Nous étions à moitié de la distance qui nous séparait du steamer et de la jonque, que cette dernière était déjà la proie des flammes. Peu après, nous abordions. Les soldats poussaient de longs hourras, auxquels les marins répondaient avec non moins de chaleur. Bien que je fusse très-émue des marques de sympathie dont j’étais l’objet, j’étais presque honteuse en me voyant dans un état si misérable, et ce fut en baissant la tête que je traversai un rang de personnes notables de Hong-Kong, venues à bord pour voir de plus près les résultats de l’expédition. Mais je pus bientôt me dérober à tous les yeux, en me retirant dans une cabine qu’on avait disposée à mon intention. Une fois seule, je me hâtai de faire disparaître les souillures de ma captivité en mettant des vêtements préparés pour moi. Je me regardai dans un miroir; c’est à peine si je pouvais me reconnaître, tant mes traits étaient changés et maigris. Un cercle bleuâtre cernait mes yeux, ma peau était noircie par le hâle de la mer. Je dus renoncer pour le moment à réparer complétement le désordre de ma chevelure, qui demandait un soin tout particulier. Pendant ce temps, les trois embarcations qui avaient effectué ma délivrance repartaient de nouveau pour aller incendier deux ou trois villages sur la côte, villages connus pour servir de repaires aux pirates.

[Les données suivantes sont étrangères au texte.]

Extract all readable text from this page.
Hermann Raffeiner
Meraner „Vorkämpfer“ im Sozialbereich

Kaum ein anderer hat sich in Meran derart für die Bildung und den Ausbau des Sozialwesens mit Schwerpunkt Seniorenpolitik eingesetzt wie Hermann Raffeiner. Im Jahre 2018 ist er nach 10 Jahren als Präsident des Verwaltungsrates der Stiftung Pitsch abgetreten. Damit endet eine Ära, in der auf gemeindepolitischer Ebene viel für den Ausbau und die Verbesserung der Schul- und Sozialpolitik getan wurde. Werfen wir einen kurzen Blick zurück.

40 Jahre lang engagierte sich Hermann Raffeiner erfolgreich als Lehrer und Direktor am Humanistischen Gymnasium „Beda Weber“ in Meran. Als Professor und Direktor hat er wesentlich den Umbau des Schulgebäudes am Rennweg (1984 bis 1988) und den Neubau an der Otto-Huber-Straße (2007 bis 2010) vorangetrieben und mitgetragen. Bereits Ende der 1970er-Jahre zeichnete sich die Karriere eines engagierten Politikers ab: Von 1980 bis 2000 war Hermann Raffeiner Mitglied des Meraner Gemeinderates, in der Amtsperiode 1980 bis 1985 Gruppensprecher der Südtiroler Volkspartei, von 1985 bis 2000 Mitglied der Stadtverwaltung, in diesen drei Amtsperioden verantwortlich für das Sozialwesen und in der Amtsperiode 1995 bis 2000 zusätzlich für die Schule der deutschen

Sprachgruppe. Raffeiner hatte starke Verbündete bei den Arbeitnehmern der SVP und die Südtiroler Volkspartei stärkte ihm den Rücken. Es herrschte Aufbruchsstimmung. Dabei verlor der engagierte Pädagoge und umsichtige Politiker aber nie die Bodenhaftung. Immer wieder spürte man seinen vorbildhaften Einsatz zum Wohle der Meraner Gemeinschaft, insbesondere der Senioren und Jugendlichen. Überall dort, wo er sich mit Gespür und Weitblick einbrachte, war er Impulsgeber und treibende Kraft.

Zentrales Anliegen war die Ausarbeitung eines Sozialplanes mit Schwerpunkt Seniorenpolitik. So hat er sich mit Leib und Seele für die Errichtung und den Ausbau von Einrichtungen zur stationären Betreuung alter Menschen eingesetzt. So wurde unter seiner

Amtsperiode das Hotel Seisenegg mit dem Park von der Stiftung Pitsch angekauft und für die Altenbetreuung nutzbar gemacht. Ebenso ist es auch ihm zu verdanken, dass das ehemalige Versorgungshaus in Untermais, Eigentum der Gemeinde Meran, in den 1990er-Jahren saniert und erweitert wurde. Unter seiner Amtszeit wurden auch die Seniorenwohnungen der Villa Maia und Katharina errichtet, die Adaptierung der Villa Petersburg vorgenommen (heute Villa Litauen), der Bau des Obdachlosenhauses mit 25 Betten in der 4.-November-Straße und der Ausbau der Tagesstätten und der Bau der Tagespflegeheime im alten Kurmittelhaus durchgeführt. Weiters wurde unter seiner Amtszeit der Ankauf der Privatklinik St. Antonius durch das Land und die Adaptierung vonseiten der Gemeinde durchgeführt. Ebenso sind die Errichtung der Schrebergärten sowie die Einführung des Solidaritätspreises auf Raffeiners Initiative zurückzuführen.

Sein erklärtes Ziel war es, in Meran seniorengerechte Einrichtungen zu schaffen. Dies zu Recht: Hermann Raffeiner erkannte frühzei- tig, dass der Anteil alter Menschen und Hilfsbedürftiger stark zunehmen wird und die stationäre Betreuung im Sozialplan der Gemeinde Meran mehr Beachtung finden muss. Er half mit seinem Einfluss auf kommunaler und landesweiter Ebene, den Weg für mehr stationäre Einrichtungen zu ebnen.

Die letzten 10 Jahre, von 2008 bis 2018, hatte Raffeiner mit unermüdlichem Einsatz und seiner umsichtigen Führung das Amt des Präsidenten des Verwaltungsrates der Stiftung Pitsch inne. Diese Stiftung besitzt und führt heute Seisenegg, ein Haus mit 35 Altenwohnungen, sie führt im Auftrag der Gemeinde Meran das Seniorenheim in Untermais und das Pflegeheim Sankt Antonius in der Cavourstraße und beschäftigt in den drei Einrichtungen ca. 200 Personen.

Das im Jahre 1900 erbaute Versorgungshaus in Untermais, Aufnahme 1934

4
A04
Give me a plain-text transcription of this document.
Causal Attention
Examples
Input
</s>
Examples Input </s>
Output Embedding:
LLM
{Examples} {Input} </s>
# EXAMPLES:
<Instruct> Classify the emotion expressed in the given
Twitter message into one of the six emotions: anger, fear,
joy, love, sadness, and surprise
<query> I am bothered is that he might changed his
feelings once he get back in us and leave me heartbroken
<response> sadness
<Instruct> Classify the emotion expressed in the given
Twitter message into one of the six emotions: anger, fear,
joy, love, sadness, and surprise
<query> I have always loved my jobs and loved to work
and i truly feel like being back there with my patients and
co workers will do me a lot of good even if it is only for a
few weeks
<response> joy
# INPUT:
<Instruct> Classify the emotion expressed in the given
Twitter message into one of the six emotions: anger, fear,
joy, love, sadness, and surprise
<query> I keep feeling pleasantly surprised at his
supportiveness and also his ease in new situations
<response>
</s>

Les détails qui vont suivre sont racontés par le capitaine Rooney lui-même; c’est le récit exact qu’il fit aux autorités anglaises et au vice-consul de France, après la catastrophe. J’ai pensé qu’en le reproduisant fidèlement, comme l’ont fait les journalistes de Hong-Kong dans leurs feuilles, il retracerait mieux que je ne pourrais le faire la marche des deux expéditions dirigées à ma recherche et à celle du Caldera.

Laissons donc parler M. Rooney:

Extrait de l’Overland China Mail, de Hong-Kong.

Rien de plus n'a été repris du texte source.